In recent weeks, environmental catastrophe has escalated once again in Gabès. The city and its coasts have been turned into a toxic waste dump by the unchecked operations of the Chemical Group of Tunisia, poisoning air, water, and land. No human, plant, or animal has been spared. Decades of official silence and neglect have pushed people back into continuous organising for environmental and social justice and into the streets in protest, demanding an end to this slow violence.
The Chemical Group of Tunisia, established under French colonial rule and now operating as a state-owned enterprise, has long processed phosphate rock extracted from regional mining basins. This phosphate industry is part of an extractive, export-oriented economy that prioritises profit over people and ecosystems. In Gabès, its legacy is devastating: toxic phosphogypsum waste is dumped into the sea, while the surrounding air is saturated with polluting, toxic gases. Despite a 2017 government commitment to dissolve the polluting complex, recent decisions are proof of the contrary. These include the removal of phosphogypsum from the list of hazardous materials, and plans to expand the area’s role in the so-called “green” economy through new facilities for green ammonia and hydrogen – posing new threats disguised as clean development policies.
As one local activist told Nawaat [1]:
“It seems that our inevitable fate in Gabès is to breathe toxic gases and suffer from all the diseases caused by water and air pollution. The world's only coastal palm oasis is doomed to a slow death, and the sea, once rich with the finest fish, has become a graveyard for marine life [...] We have to be the perfect victim when we suffocate, get sick, and die. We are supposed to smile and thank the state [...]. We have warned repeatedly and organized numerous awareness campaigns about the dangers of chemicals that are dumped into the sea and poured directly into the ground and the air we breathe (air that is like poison). [...] The situation has reached such a point that we have resorted to all forms of protest, and the government promised to dismantle the industrial units, but then reneged on all its commitments. [...] For fifty years, Gabès has been suffering from environmental degradation. Humans, animals, the sea, palm trees, the land, and even the stones, every inch of Gabès is a victim of pollution."
Gabès has sounded the alarm for decades through protests, health reports, awareness campaigns and testimonies. The last straw came when students at Shat al-Salam middle school began collapsing from toxic exposure, suffering from breathing difficulties, paralysis, and other severe symptoms. This is in a region already known for sky-high cancer and bone fragility rates. This is not an accident. It is policy.
On October 15, 2025, on the anniversary of the expulsion of the last French soldiers from Tunisia in 1963 after a long liberation struggle, tens of thousands in Gabès mobilized on this symbolic day to demand the full decolonisation of their land, sea and sky from extractive exploitation. Thousands of citizens expressed their determination to close the chemical complex and their rejection of the government's policy of procrastination and neglect. The slogan resounded across all municipalities: "The people want the units dismantled."
Peaceful demonstrators – youth, students, workers, farmers, elders – were met with tear gas in residential neighbourhoods, near schools, and outside the chemical complex itself. Dozens of activists were arrested and are still held in detention. Yet, attempts to repress the movement and discredit it as violent or foreign-led are failing. On October 21, the communities organised for a general strike that achieved 100% participation and mobilised hundreds of thousands of protestors in Gabès and in several decentralised protests in the capital and across the country, marking a historical day in their fight for dignity, land and life. This is a mass uprising rooted in lived experience, decade-long organised resistance, and a profound sense of justice.

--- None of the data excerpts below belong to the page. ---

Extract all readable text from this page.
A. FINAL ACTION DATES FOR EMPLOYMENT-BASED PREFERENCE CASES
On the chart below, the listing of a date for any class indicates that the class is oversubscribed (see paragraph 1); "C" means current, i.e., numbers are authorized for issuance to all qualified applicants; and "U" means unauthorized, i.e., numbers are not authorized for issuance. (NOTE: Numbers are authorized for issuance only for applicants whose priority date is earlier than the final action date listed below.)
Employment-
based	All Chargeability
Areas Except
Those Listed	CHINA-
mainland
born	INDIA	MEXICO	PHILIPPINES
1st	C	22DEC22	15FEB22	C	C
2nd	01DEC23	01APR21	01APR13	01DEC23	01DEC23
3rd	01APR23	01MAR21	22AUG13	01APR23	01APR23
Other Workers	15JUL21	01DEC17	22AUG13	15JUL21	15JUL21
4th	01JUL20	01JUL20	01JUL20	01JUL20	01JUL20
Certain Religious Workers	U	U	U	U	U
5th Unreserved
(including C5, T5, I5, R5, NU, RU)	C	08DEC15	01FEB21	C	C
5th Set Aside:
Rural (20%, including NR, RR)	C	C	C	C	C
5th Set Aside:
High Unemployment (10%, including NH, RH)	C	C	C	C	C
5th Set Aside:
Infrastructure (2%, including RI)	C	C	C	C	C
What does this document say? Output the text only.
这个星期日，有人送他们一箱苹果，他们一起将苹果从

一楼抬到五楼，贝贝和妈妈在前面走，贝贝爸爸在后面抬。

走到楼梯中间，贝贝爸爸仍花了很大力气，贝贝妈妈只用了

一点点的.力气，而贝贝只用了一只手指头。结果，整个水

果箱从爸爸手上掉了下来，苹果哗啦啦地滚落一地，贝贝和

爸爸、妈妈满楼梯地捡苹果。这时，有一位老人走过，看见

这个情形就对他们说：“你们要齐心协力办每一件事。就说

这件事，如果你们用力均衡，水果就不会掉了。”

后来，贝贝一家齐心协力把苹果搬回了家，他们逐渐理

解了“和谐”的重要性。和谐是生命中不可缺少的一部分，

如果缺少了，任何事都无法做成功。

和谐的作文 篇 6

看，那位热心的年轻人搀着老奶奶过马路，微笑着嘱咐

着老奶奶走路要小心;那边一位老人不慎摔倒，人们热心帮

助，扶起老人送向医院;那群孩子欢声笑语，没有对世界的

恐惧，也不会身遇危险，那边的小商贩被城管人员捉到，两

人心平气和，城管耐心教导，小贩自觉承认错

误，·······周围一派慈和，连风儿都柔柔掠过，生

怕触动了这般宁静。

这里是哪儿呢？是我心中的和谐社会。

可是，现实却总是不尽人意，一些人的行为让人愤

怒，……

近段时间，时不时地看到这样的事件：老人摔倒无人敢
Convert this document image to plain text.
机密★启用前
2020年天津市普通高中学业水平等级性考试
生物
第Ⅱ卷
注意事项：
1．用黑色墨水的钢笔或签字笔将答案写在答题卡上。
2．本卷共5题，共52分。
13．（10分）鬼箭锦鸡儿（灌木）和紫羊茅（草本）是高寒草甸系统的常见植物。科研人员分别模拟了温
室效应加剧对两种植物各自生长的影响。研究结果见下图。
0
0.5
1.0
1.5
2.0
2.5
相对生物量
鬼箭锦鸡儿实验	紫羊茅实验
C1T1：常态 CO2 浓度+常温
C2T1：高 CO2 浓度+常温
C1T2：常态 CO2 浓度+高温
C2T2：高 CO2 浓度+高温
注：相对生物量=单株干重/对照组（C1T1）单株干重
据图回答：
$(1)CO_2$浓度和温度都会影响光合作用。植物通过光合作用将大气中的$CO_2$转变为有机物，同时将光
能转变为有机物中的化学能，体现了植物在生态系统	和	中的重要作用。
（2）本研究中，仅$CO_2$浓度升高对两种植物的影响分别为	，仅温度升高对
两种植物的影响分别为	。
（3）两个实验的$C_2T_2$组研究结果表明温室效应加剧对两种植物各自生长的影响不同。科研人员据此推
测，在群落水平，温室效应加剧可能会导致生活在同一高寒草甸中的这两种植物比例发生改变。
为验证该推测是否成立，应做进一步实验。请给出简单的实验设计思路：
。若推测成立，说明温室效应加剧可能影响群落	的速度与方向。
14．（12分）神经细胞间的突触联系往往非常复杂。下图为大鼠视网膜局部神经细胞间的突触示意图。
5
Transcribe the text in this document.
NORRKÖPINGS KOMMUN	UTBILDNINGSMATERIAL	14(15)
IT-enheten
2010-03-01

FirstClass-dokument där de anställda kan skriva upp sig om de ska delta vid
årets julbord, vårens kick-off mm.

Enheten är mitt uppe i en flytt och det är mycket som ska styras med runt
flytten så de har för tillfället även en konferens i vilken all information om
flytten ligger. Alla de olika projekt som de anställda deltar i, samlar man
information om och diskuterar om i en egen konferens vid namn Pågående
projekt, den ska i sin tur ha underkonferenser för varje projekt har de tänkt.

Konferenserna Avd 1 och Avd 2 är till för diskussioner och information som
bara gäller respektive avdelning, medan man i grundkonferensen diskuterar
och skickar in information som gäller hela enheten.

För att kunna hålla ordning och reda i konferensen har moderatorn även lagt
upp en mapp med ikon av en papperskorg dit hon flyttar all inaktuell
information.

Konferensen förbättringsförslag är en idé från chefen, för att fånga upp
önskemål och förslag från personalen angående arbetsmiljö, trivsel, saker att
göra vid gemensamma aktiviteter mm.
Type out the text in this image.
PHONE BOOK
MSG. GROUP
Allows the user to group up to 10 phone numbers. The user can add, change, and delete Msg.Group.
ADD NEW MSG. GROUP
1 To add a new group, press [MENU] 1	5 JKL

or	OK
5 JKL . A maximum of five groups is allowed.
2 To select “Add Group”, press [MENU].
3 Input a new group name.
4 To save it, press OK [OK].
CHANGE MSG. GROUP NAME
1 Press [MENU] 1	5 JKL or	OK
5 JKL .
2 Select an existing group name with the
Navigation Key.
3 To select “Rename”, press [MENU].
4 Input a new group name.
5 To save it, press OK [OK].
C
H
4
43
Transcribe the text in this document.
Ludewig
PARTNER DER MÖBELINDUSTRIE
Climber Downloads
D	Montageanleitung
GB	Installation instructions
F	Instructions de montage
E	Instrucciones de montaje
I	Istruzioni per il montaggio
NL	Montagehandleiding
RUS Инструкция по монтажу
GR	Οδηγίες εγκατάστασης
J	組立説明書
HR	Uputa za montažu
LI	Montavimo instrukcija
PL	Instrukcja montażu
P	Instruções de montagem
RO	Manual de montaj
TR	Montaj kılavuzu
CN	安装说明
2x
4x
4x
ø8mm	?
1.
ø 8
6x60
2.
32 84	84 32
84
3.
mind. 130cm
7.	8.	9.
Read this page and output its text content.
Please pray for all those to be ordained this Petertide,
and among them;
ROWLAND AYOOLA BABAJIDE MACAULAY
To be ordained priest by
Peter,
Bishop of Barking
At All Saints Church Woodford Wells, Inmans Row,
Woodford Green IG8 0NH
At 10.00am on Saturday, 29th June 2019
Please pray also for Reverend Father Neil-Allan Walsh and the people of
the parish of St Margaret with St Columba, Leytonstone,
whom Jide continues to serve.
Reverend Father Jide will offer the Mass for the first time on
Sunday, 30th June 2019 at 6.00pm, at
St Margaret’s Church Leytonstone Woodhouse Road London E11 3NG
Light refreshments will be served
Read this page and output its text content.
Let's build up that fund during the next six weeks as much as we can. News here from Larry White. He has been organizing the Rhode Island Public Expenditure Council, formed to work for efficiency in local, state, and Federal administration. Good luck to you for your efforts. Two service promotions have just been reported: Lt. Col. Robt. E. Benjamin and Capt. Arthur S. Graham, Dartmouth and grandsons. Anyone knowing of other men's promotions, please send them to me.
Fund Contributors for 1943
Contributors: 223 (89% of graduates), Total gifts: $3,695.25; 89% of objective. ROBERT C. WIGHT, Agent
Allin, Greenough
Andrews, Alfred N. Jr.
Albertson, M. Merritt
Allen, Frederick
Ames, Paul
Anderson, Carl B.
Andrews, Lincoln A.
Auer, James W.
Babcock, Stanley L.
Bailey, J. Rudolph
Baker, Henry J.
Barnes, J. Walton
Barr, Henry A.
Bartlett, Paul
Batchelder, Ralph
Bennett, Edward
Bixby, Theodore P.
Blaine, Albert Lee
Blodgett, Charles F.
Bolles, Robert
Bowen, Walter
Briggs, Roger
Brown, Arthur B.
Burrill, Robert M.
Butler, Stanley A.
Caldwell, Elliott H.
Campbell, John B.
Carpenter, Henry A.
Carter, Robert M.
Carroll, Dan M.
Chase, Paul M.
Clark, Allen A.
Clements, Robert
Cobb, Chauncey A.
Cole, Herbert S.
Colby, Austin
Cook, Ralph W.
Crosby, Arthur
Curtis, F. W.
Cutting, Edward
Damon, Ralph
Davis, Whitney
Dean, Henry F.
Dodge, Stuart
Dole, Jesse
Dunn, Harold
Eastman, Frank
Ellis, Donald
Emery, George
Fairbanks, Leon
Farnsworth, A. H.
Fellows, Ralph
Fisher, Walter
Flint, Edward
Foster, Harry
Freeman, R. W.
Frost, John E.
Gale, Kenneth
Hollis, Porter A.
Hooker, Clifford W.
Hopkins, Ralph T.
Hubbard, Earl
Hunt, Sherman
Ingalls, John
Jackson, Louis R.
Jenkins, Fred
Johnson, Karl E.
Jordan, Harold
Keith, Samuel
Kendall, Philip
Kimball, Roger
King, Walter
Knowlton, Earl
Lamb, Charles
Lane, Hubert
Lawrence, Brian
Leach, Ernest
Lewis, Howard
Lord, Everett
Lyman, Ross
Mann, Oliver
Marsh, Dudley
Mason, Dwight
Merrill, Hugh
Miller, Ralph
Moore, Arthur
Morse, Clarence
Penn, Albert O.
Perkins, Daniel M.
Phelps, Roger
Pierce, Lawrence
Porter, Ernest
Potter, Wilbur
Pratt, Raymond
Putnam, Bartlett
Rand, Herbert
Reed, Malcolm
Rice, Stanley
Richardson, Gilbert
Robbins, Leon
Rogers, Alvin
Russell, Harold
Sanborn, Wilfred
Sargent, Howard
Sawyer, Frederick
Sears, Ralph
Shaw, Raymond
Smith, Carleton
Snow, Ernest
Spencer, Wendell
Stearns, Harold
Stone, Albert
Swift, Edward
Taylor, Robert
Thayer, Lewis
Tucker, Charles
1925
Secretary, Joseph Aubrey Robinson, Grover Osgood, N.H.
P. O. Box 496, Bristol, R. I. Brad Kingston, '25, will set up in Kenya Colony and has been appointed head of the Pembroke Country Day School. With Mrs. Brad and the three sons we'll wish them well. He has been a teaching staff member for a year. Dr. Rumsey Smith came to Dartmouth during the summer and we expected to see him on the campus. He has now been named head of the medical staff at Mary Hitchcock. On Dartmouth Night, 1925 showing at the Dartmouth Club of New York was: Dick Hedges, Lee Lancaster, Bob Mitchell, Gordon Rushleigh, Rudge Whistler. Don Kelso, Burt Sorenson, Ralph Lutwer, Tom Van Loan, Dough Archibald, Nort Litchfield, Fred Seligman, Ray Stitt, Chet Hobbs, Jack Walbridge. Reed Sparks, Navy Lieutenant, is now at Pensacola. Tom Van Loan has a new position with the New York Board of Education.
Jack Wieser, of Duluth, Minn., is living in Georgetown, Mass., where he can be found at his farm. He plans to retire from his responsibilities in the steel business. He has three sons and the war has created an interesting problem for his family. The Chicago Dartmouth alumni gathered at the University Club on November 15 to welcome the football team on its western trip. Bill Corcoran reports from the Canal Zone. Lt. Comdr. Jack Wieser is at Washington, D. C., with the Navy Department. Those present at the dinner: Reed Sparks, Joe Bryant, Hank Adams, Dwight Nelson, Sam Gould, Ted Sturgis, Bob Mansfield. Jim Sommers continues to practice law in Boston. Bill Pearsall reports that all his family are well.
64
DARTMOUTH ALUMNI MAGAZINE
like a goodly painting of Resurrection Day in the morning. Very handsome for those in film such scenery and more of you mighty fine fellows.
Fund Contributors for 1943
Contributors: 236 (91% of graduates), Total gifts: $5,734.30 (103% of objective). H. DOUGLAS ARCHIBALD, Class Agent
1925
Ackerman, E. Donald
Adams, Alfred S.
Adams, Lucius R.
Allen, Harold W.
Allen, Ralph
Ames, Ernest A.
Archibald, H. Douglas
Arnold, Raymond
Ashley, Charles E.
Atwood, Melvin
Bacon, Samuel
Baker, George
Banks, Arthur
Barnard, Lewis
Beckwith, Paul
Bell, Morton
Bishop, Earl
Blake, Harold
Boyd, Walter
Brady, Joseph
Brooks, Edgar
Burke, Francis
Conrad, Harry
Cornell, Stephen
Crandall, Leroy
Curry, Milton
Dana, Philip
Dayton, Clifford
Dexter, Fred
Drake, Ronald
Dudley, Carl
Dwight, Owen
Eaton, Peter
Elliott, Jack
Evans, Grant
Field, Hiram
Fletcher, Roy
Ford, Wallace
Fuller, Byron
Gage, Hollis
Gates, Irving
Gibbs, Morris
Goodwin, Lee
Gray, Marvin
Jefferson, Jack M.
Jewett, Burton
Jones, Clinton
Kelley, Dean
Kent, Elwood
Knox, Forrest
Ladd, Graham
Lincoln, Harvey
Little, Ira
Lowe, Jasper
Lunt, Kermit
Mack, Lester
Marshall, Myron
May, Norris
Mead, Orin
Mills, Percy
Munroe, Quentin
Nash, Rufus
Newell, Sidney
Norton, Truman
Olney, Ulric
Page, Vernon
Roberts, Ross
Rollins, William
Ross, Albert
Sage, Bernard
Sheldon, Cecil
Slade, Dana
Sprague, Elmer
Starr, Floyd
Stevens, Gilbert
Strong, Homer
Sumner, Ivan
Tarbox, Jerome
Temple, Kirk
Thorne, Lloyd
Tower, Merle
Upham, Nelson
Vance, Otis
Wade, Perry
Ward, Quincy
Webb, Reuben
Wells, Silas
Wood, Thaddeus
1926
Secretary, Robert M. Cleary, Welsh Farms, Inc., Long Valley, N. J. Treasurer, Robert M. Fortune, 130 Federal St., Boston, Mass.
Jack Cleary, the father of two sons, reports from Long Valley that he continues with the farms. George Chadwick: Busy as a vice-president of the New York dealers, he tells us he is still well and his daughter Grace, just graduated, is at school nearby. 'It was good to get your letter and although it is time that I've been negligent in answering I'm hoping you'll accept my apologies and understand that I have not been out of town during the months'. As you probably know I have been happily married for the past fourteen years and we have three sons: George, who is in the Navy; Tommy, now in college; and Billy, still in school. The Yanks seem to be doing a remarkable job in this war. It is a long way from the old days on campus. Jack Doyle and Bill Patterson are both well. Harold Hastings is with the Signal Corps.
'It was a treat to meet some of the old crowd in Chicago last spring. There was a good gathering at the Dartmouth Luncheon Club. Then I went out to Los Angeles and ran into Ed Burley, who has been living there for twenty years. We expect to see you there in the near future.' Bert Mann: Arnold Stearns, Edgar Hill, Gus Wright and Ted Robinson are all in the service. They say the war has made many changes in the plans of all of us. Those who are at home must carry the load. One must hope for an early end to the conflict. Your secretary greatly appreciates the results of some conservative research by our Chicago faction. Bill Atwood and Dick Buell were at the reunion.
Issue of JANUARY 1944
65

We express our deep solidarity with the people of Gabès, who have long been at the frontline of a struggle for environmental and social justice. As affirmed in a statement by a coalition of local organisations published on October 11, 2024 – from different areas of activism such as health, disability justice, feminism, legal advocacy, labor, art, and academia – what Gabès is experiencing is “not only an environmental crisis, but also a stark example of inequality and lack of citizenship, where narrow economic interests are prioritised at the expense of the right to life, dignity, and environmental justice.”
For decades, the people of Gabès have resisted pollution, marginalisation, and government inaction. The joint statement honors this resilience, "affirming that these struggles are a collective asset and a living conscience on which the future of the region must be built.”
It affirms that “environmental justice is inseparable from social justice, and that Gabès is not a sacrifice zone but a living space that must be restored for the benefit of its inhabitants.”
We echo and uplift their demands for:
Today, the people of Gabès are reviving a long-standing struggle that resonates across Tunisia and the wider region – a struggle that puts forward clear demands for environmental justice, while remaining deeply linked to the broader struggle for social justice. Rooted in the defense of land and memory, this movement challenges decades of exploitation and fights for a future where life is more important than profits.
We join this struggle in solidarity recognizing that the fight in Gabès is part of a global resistance to extractive economies, dispossession, environmental racism and systemic injustice.
The people of Gabès are not alone. We are with you.